Gobble, gobble, gobble,
gobble, gobble, gobble, gobble,
how I hate Thanksgiving Day!”

My mom used to sing this to us around Thanksgiving, and somehow I  didn’t make the connection to the forlorn turkey, resigned to its fate, and the slices of meat that the holiday seemed built around.  And sadly, I never even liked turkey that much.

I went into craft overload last week, got a little burned out, so I turned to origami to cleanse my pallette.  I couldn’t help but learn how to make an origami turkey!  There are so many ways to make these, from different shapes of paper in differing levels of difficulty, but I went with easy and simple.  That way I can make 20 of them to dominate the dinner table!

I have a job interview today to be a private arts and crafts tutor.  No, I am not joking.  My task is to engage the child in some Thankgiving-themed crafts, so origami turkeys are my first hurdle.  I found a very simple tutorial on Youtube, while not incredibly sophistacted, lends itself to fast duplication.  Why one turkey when you can have 15?

Pulling out the head and tail is not an exact science, so you can make more variation with this turkey.  I also suggest scribbles or drawing a design on the blank side of the paper so it adds a little detail on the finished product.  It’s a simple enough turkey, so you can also embellish it with paper or real feathers, marker, glitter (glam turkeys?) or whatever you have around.
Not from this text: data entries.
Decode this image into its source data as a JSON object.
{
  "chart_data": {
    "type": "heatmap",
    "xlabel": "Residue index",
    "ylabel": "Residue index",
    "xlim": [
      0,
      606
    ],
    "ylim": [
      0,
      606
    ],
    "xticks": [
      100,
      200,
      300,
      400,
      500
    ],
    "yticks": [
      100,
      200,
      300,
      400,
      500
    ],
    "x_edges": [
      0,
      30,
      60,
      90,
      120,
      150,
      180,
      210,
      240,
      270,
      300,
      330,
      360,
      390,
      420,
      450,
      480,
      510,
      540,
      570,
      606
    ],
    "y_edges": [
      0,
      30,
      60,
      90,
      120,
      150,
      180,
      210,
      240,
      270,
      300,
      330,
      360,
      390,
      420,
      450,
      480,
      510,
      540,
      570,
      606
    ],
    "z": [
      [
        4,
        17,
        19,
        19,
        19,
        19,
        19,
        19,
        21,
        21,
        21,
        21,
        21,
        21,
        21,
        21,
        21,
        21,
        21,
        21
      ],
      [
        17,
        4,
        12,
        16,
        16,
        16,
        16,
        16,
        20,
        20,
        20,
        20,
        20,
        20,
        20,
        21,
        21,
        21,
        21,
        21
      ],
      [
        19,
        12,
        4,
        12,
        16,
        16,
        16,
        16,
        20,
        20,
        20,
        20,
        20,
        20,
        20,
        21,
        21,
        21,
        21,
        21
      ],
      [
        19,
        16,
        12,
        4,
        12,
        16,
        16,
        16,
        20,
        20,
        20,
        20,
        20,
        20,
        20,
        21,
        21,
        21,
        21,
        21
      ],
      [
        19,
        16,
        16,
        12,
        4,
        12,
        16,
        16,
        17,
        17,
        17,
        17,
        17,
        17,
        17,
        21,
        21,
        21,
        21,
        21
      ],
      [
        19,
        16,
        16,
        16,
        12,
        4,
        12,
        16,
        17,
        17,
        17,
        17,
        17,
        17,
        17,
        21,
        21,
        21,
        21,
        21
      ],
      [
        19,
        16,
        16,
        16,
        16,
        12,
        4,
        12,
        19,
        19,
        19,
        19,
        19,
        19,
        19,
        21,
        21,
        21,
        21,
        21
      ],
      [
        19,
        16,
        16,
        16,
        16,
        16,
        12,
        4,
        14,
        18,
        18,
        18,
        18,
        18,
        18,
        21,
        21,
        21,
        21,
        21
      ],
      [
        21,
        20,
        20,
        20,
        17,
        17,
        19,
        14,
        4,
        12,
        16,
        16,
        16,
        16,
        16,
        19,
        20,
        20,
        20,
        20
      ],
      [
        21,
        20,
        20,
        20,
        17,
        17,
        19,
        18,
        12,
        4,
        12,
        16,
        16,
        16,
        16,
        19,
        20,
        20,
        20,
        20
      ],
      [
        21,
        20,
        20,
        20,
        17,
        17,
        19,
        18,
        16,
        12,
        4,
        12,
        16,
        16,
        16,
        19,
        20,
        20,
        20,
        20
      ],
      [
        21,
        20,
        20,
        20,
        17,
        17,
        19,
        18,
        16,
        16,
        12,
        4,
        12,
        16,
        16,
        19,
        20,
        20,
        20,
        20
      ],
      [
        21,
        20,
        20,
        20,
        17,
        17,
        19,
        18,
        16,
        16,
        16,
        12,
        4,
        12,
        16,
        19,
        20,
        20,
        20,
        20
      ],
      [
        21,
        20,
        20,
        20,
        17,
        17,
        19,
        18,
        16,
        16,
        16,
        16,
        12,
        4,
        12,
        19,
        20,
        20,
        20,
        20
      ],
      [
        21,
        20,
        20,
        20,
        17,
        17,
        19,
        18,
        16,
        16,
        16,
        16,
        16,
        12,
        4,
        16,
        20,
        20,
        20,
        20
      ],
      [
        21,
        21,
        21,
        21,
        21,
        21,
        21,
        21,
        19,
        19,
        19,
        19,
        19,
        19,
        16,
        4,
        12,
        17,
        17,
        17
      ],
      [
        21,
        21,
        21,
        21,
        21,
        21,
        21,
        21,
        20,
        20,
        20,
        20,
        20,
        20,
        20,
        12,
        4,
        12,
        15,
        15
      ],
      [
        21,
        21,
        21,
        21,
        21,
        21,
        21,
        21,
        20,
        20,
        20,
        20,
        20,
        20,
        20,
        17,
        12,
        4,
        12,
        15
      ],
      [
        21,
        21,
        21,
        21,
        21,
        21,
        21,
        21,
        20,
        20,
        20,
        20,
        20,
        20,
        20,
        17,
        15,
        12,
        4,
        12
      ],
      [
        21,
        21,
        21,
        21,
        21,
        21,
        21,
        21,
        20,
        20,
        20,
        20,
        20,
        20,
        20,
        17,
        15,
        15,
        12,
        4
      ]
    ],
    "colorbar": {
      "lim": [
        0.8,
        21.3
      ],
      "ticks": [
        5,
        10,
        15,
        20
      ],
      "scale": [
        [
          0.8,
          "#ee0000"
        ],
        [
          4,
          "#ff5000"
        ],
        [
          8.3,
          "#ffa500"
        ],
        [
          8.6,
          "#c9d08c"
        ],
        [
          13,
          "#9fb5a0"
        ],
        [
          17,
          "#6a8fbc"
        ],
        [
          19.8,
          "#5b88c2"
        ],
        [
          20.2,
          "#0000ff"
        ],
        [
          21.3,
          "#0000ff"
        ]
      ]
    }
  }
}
At a loss for turkey-crafts, my friend Heidi suggested “toilet paper roll turkeys”.   I just so happened to be collected (hoarding) paper tubes, and played a little jazz:

Make a v-shaped cut from the top of the tube to make the head, two more v-cuts on each side to make the wings, then several down cuts from the back to make feathers.  Bend them as you wish, and color/paint all over! There were lots of other tutorials for this sort of thing online, but I really liked how plain and easy this one was.

Other crafts I will utilize in my “interview” today, drawn from the best and brightest on the internet:

Candy Cane Felt Garlands

Paperwheel name tags

“Lil Felt Pumpkins”

Paper garlands – We can also go outside and find pretty leaves, make rubbings of them with crayon and attach the cut-outs onto our garland, or just use the leaves themselves (they’ll last a few days I’d bet).

Wish me luck, and have a great Thanksgiving!